The presenter changed her script to instead say 'women', and the BBC's Executive Complaints Unit (ECU) said it considered her facial expression as she said this gave the 'strong impression of expressing a personal view on a controversial matter.'
Her facial expression led people to believe that she doesn't think non-women can get pregnant? And that's a problem?
She got to treat it with straightforward and impartial analysis, like this famous young reporter:

But even that will get you canceled by the BBC.
The ECU said Croxall's facial expression after she said 'pregnant people' had been ‘variously interpreted by complainants as showing disgust, ridicule, contempt or exasperation.'
It added that 'congratulatory messages Ms Croxall later received on social media, together with the critical views expressed in the complaints to the BBC and elsewhere, tended to confirm that the impression of her having expressed a personal view was widely shared across the spectrum of opinion on the issue'.

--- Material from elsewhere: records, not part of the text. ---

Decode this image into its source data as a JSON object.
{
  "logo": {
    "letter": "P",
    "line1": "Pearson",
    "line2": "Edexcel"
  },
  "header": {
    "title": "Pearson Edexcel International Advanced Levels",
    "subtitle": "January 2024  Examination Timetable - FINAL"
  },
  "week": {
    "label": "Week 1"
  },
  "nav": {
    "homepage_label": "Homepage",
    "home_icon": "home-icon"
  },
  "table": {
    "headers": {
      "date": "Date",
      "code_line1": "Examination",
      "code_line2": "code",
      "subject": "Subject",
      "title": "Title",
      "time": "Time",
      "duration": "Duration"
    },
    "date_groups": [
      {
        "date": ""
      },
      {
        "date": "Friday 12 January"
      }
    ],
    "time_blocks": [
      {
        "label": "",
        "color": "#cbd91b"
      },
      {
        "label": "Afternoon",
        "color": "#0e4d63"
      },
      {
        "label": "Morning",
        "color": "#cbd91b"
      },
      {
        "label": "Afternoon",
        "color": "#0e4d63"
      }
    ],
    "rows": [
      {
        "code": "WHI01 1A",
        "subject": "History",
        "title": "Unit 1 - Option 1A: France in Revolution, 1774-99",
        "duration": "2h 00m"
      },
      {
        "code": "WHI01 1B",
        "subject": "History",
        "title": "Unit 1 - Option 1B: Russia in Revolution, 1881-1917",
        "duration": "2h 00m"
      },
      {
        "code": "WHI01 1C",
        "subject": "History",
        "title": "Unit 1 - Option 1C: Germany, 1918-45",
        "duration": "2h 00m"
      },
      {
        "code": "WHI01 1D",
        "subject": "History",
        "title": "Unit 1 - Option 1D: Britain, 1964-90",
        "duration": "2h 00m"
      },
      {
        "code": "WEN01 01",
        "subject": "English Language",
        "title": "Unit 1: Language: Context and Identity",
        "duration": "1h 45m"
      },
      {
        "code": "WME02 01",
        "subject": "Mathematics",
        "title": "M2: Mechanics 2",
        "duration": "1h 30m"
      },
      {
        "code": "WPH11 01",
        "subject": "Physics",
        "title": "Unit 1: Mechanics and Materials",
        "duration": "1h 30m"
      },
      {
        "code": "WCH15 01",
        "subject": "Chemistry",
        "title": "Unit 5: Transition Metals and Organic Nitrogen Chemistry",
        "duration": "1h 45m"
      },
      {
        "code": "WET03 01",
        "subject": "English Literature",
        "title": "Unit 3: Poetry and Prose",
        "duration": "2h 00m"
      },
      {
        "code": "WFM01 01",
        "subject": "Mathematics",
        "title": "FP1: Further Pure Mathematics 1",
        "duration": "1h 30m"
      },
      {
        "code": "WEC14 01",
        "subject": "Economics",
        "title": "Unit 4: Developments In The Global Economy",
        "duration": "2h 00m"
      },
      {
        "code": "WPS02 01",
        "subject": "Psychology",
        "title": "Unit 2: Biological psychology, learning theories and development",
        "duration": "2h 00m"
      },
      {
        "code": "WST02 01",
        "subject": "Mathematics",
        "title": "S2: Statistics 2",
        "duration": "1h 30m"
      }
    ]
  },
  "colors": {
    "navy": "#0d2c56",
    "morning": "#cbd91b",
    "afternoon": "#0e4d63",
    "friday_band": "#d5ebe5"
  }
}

Oh, well, we might have contributed to that. Sorry, Martine.
At least Croxall isn't being fired, at this point, for her common sense. But she is being punished.
It explained that ‘giving the strong impression of expressing a personal view on a controversial matter, even if inadvertently, falls short of the BBC's expectations of its presenters and journalists in relation to impartiality, the ECU upheld the complaints'.
The finding was reported to management of BBC News and discussed with Ms Croxall and the editorial team concerned.